The Bureau of Labor Statistics data showed that in the week ended November 2, initial claims for unemployment benefits decreased by 9,000 to a seasonally adjusted 336,000, the fourth consecutive weekly drop. Still, analysts had been expecting a slightly greater decline to 335,000 new claims.
Jobless claims provide the first look at the employment situation for any given month, but since the weekly figures can be volatile, economists use the four-week moving average to understand wider trends. For most of the past month, the four-week moving average has been rising, but last week, the measure dropped to 348,250, a decrease of approximately 9,250 from the prior week’s 357,500. At the end of September before claims were distorted by California’s technical problems and the government shutdown, the four-week moving average sat at a six-year low of 305,000.
Improvements in the labor market are often hard to see on a week-by-week basis. In the week ended October 19, the total number of people claiming benefits in all programs was 3,958,691, an increase of 74,777 from the previous week. There were 5,078,237 persons claiming benefits in all programs in the comparable week in 2012. Other unemployment data has been mixed for the past several weeks. The number of people continuing to receive jobless benefits increased slightly by 4,000 to 2.87 million in the week ended October 26, while those individuals who have used up traditional benefits and are collecting emergency and extended payments jumped by 65,000 to 1.37 million in the week ended October 19, the most recently available data.

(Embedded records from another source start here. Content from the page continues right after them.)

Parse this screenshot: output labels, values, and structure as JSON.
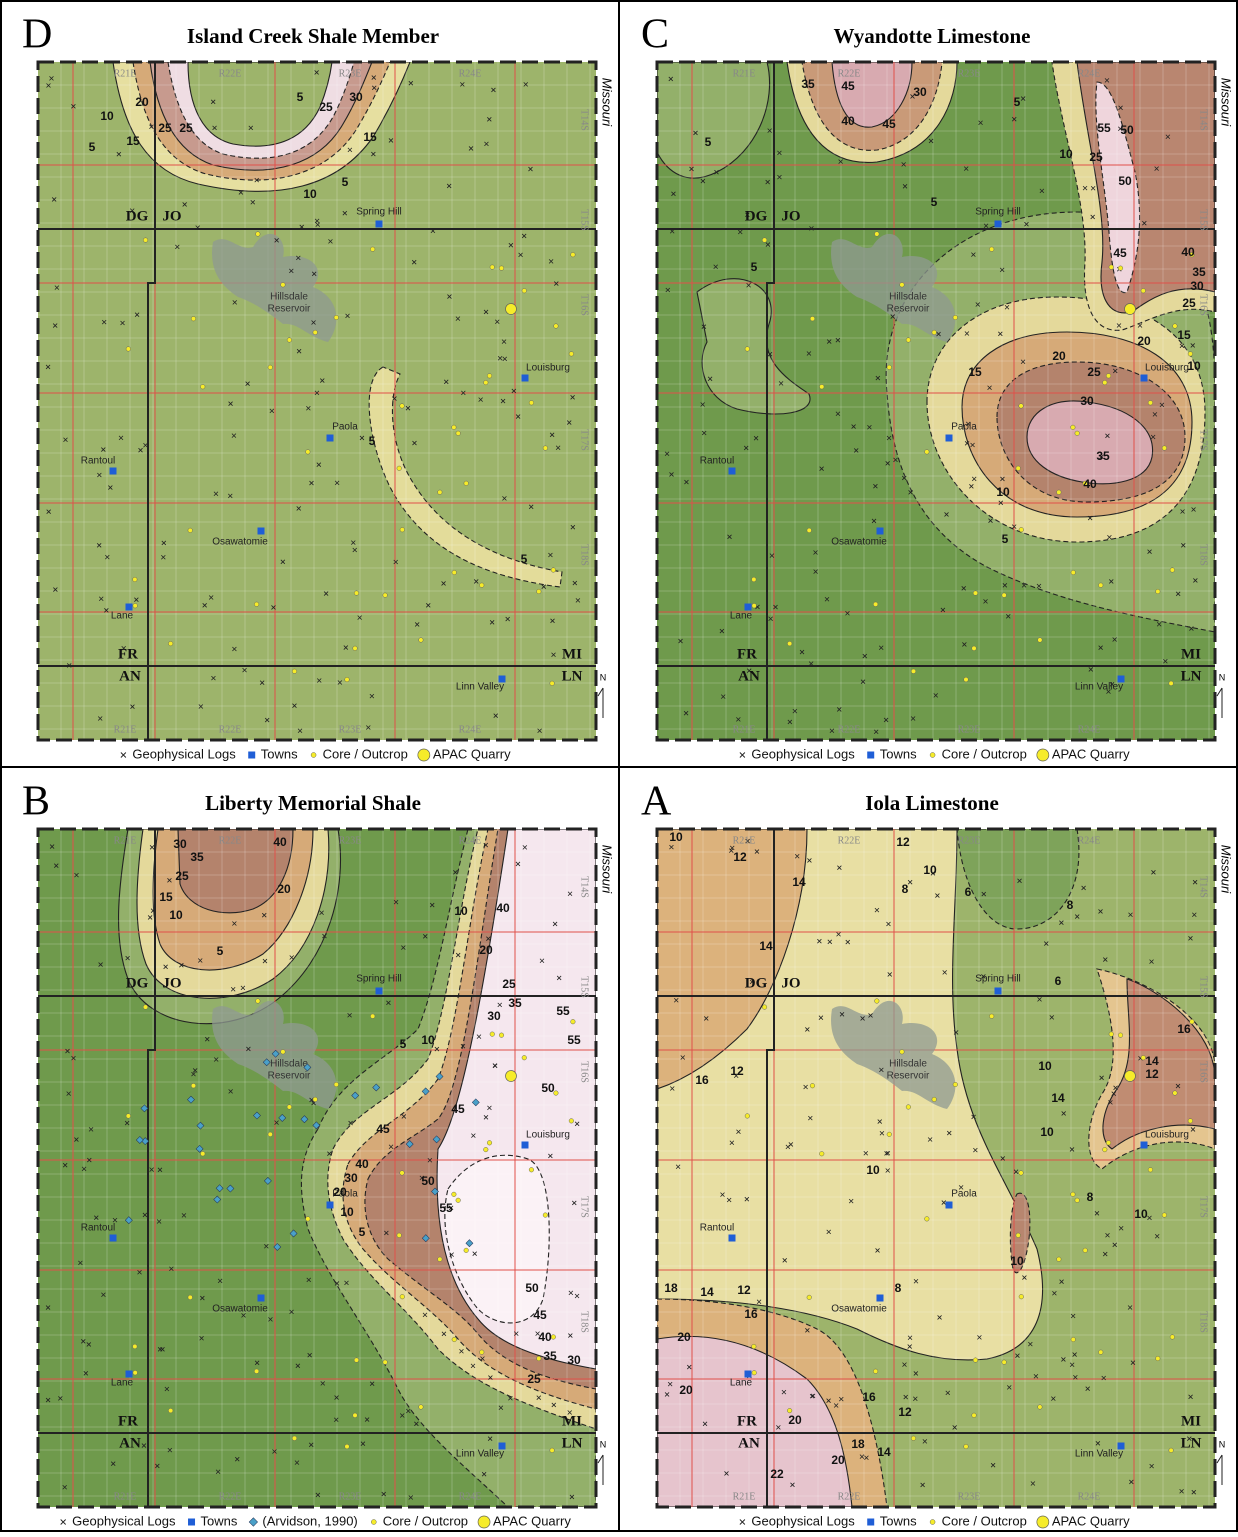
{
  "panels": [
    {
      "letter": "D",
      "title": "Island Creek Shale Member",
      "state": "Missouri",
      "north": "N",
      "reservoir": [
        "Hillsdale",
        "Reservoir"
      ],
      "ranges": [
        "R21E",
        "R22E",
        "R23E",
        "R24E"
      ],
      "townships": [
        "T14S",
        "T15S",
        "T16S",
        "T17S",
        "T18S"
      ],
      "counties": [
        "DG",
        "JO",
        "FR",
        "MI",
        "AN",
        "LN"
      ],
      "towns": [
        "Spring Hill",
        "Louisburg",
        "Paola",
        "Rantoul",
        "Osawatomie",
        "Lane",
        "Linn Valley"
      ],
      "contour_labels": [
        20,
        10,
        15,
        5,
        25,
        25,
        5,
        25,
        30,
        15,
        5,
        10,
        5,
        5
      ],
      "legend": [
        "Geophysical Logs",
        "Towns",
        "Core / Outcrop",
        "APAC Quarry"
      ]
    },
    {
      "letter": "C",
      "title": "Wyandotte Limestone",
      "state": "Missouri",
      "north": "N",
      "reservoir": [
        "Hillsdale",
        "Reservoir"
      ],
      "ranges": [
        "R21E",
        "R22E",
        "R23E",
        "R24E"
      ],
      "townships": [
        "T14S",
        "T15S",
        "T16S",
        "T17S",
        "T18S"
      ],
      "counties": [
        "DG",
        "JO",
        "FR",
        "MI",
        "AN",
        "LN"
      ],
      "towns": [
        "Spring Hill",
        "Louisburg",
        "Paola",
        "Rantoul",
        "Osawatomie",
        "Lane",
        "Linn Valley"
      ],
      "contour_labels": [
        35,
        45,
        40,
        45,
        30,
        5,
        5,
        5,
        5,
        55,
        50,
        25,
        10,
        50,
        45,
        40,
        35,
        30,
        25,
        15,
        20,
        10,
        20,
        15,
        25,
        30,
        35,
        40,
        10,
        5
      ],
      "legend": [
        "Geophysical Logs",
        "Towns",
        "Core / Outcrop",
        "APAC Quarry"
      ]
    },
    {
      "letter": "B",
      "title": "Liberty Memorial Shale",
      "state": "Missouri",
      "north": "N",
      "reservoir": [
        "Hillsdale",
        "Reservoir"
      ],
      "ranges": [
        "R21E",
        "R22E",
        "R23E",
        "R24E"
      ],
      "townships": [
        "T14S",
        "T15S",
        "T16S",
        "T17S",
        "T18S"
      ],
      "counties": [
        "DG",
        "JO",
        "FR",
        "MI",
        "AN",
        "LN"
      ],
      "towns": [
        "Spring Hill",
        "Louisburg",
        "Paola",
        "Rantoul",
        "Osawatomie",
        "Lane",
        "Linn Valley"
      ],
      "contour_labels": [
        30,
        35,
        40,
        25,
        20,
        15,
        10,
        5,
        10,
        40,
        20,
        25,
        35,
        30,
        55,
        55,
        10,
        5,
        50,
        45,
        45,
        40,
        30,
        20,
        10,
        5,
        50,
        55,
        50,
        45,
        40,
        35,
        30,
        25
      ],
      "legend": [
        "Geophysical Logs",
        "Towns",
        "(Arvidson, 1990)",
        "Core / Outcrop",
        "APAC Quarry"
      ]
    },
    {
      "letter": "A",
      "title": "Iola Limestone",
      "state": "Missouri",
      "north": "N",
      "reservoir": [
        "Hillsdale",
        "Reservoir"
      ],
      "ranges": [
        "R21E",
        "R22E",
        "R23E",
        "R24E"
      ],
      "townships": [
        "T14S",
        "T15S",
        "T16S",
        "T17S",
        "T18S"
      ],
      "counties": [
        "DG",
        "JO",
        "FR",
        "MI",
        "AN",
        "LN"
      ],
      "towns": [
        "Spring Hill",
        "Louisburg",
        "Paola",
        "Rantoul",
        "Osawatomie",
        "Lane",
        "Linn Valley"
      ],
      "contour_labels": [
        10,
        12,
        14,
        14,
        12,
        10,
        8,
        6,
        8,
        6,
        16,
        14,
        12,
        10,
        14,
        10,
        16,
        12,
        10,
        8,
        10,
        10,
        8,
        18,
        14,
        12,
        16,
        20,
        20,
        16,
        12,
        20,
        18,
        14,
        20,
        22
      ],
      "legend": [
        "Geophysical Logs",
        "Towns",
        "Core / Outcrop",
        "APAC Quarry"
      ]
    }
  ]
}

Initial claims data — which serves as a proxy for layoffs — is only one part of the story. Job growth has been comparatively much weaker. Before Washington’s political drama, the number of Americans applying for unemployment benefits had been trending down. But the falling applications was not accompanied by increased hiring as is usual. Hiring has slowed in recent months rather than accelerating. Stepping back to look at the larger picture, the hole left in the jobs market left by the recession is still gaping. More than four million people have been out of work for more than six months and more than 11.5 million in total are looking for a job.
“We’re still seeing a very low trend of job destruction, but this is just one side of the equation,” said Raymond James chief economist Scott Brown told Bloomberg. “The big issue for the job market over the last couple of years has not been job losses, it’s really been an issue of job creation, and that’s what we’re waiting for.”

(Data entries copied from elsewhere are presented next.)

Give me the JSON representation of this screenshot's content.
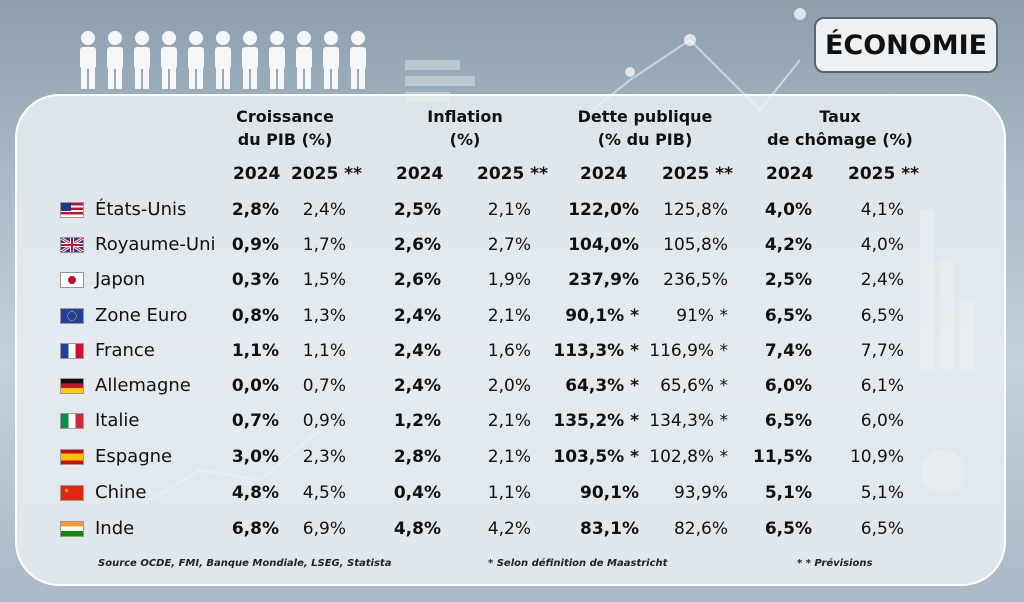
{
  "badge": "ÉCONOMIE",
  "headers": {
    "gdp": [
      "Croissance",
      "du PIB (%)"
    ],
    "inflation": [
      "Inflation",
      "(%)"
    ],
    "debt": [
      "Dette publique",
      "(% du PIB)"
    ],
    "unemployment": [
      "Taux",
      "de chômage (%)"
    ]
  },
  "years": {
    "gdp": [
      "2024",
      "2025 **"
    ],
    "inflation": [
      "2024",
      "2025 **"
    ],
    "debt": [
      "2024",
      "2025 **"
    ],
    "unemployment": [
      "2024",
      "2025 **"
    ]
  },
  "rows": [
    {
      "country": "États-Unis",
      "flag": "us-flag",
      "gdp24": "2,8%",
      "gdp25": "2,4%",
      "inf24": "2,5%",
      "inf25": "2,1%",
      "debt24": "122,0%",
      "debt25": "125,8%",
      "unemp24": "4,0%",
      "unemp25": "4,1%"
    },
    {
      "country": "Royaume-Uni",
      "flag": "uk-flag",
      "gdp24": "0,9%",
      "gdp25": "1,7%",
      "inf24": "2,6%",
      "inf25": "2,7%",
      "debt24": "104,0%",
      "debt25": "105,8%",
      "unemp24": "4,2%",
      "unemp25": "4,0%"
    },
    {
      "country": "Japon",
      "flag": "japan-flag",
      "gdp24": "0,3%",
      "gdp25": "1,5%",
      "inf24": "2,6%",
      "inf25": "1,9%",
      "debt24": "237,9%",
      "debt25": "236,5%",
      "unemp24": "2,5%",
      "unemp25": "2,4%"
    },
    {
      "country": "Zone Euro",
      "flag": "eu-flag",
      "gdp24": "0,8%",
      "gdp25": "1,3%",
      "inf24": "2,4%",
      "inf25": "2,1%",
      "debt24": "90,1% *",
      "debt25": "91% *",
      "unemp24": "6,5%",
      "unemp25": "6,5%"
    },
    {
      "country": "France",
      "flag": "france-flag",
      "gdp24": "1,1%",
      "gdp25": "1,1%",
      "inf24": "2,4%",
      "inf25": "1,6%",
      "debt24": "113,3% *",
      "debt25": "116,9% *",
      "unemp24": "7,4%",
      "unemp25": "7,7%"
    },
    {
      "country": "Allemagne",
      "flag": "germany-flag",
      "gdp24": "0,0%",
      "gdp25": "0,7%",
      "inf24": "2,4%",
      "inf25": "2,0%",
      "debt24": "64,3% *",
      "debt25": "65,6% *",
      "unemp24": "6,0%",
      "unemp25": "6,1%"
    },
    {
      "country": "Italie",
      "flag": "italy-flag",
      "gdp24": "0,7%",
      "gdp25": "0,9%",
      "inf24": "1,2%",
      "inf25": "2,1%",
      "debt24": "135,2% *",
      "debt25": "134,3% *",
      "unemp24": "6,5%",
      "unemp25": "6,0%"
    },
    {
      "country": "Espagne",
      "flag": "spain-flag",
      "gdp24": "3,0%",
      "gdp25": "2,3%",
      "inf24": "2,8%",
      "inf25": "2,1%",
      "debt24": "103,5% *",
      "debt25": "102,8% *",
      "unemp24": "11,5%",
      "unemp25": "10,9%"
    },
    {
      "country": "Chine",
      "flag": "china-flag",
      "gdp24": "4,8%",
      "gdp25": "4,5%",
      "inf24": "0,4%",
      "inf25": "1,1%",
      "debt24": "90,1%",
      "debt25": "93,9%",
      "unemp24": "5,1%",
      "unemp25": "5,1%"
    },
    {
      "country": "Inde",
      "flag": "india-flag",
      "gdp24": "6,8%",
      "gdp25": "6,9%",
      "inf24": "4,8%",
      "inf25": "4,2%",
      "debt24": "83,1%",
      "debt25": "82,6%",
      "unemp24": "6,5%",
      "unemp25": "6,5%"
    }
  ],
  "footnotes": {
    "source": "Source OCDE, FMI, Banque Mondiale, LSEG, Statista",
    "maastricht": "* Selon définition de Maastricht",
    "forecast": "* * Prévisions"
  }
}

The United States may be waiting for at least another month for hiring to pick up. According to a survey of economists conducted by Reuters, non-farm rolls are expected to have added only 125,000 jobs last month — a marked drop from September’s 143,000 net additions. While it is considered less authoritative than the Department of Labor’s monthly Employment Situation Report, national payroll processor ADP’s October employment report, released at the end of last month, was a dismal precursor to the governments figures, which will be made public on Friday.

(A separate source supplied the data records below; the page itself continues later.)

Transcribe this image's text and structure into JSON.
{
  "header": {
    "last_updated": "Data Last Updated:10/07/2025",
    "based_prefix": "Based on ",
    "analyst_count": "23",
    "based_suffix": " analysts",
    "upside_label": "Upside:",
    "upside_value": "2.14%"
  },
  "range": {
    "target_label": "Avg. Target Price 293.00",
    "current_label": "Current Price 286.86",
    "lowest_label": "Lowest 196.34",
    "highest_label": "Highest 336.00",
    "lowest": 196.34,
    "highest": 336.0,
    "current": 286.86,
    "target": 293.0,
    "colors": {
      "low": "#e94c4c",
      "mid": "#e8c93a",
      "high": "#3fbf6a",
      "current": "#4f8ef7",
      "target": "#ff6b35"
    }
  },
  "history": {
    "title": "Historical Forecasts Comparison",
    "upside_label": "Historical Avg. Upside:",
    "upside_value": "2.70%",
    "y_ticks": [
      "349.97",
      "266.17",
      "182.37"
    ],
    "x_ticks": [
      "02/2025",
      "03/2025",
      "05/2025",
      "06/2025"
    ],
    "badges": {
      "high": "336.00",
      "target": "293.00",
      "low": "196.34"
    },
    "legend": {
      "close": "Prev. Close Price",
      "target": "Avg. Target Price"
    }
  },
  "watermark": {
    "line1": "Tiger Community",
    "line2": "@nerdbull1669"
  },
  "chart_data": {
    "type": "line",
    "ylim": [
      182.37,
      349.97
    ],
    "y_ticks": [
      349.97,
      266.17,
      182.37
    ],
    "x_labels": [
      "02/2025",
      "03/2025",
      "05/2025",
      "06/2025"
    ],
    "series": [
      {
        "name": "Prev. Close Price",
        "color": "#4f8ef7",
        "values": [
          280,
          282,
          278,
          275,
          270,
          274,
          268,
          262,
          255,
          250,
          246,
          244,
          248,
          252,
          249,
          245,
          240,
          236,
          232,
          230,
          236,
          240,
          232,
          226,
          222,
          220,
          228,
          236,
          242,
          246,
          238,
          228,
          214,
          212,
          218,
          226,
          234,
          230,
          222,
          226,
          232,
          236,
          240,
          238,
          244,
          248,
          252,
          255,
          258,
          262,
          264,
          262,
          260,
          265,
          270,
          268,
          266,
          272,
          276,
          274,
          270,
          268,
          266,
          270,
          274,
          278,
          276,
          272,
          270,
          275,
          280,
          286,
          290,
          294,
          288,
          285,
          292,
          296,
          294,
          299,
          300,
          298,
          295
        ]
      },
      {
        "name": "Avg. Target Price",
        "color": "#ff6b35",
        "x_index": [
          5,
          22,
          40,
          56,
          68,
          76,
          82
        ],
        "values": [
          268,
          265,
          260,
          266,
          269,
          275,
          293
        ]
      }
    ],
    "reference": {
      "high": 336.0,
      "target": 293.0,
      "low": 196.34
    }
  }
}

Last month’s job creation was shockingly low; economists had expected ADP to report that employers added 150,000 jobs to their payrolls in October, but data showed that payrolls expanded by just 130,000. The Labor Department will release its October jobs report on Friday morning. As long as the labor market improves only modestly and income growth remains relatively stagnant, as it has since the end of the recession in June 2009, many American consumers will continue to be in a difficult position. If American consumers are in difficult position, so is the economy — consumer spending accounts for approximately 70 percent of gross domestic product. Since government and business spending have remained weak, the economy is depending even more on household spending to fuel growth.
However, data suggests that companies should be feeling more confident, and therefore more disposed to expanding their workforces. Excluding September, automobile sales have been strong, the housing market has momentum, and the manufacturing sector has shown signs of accelerating.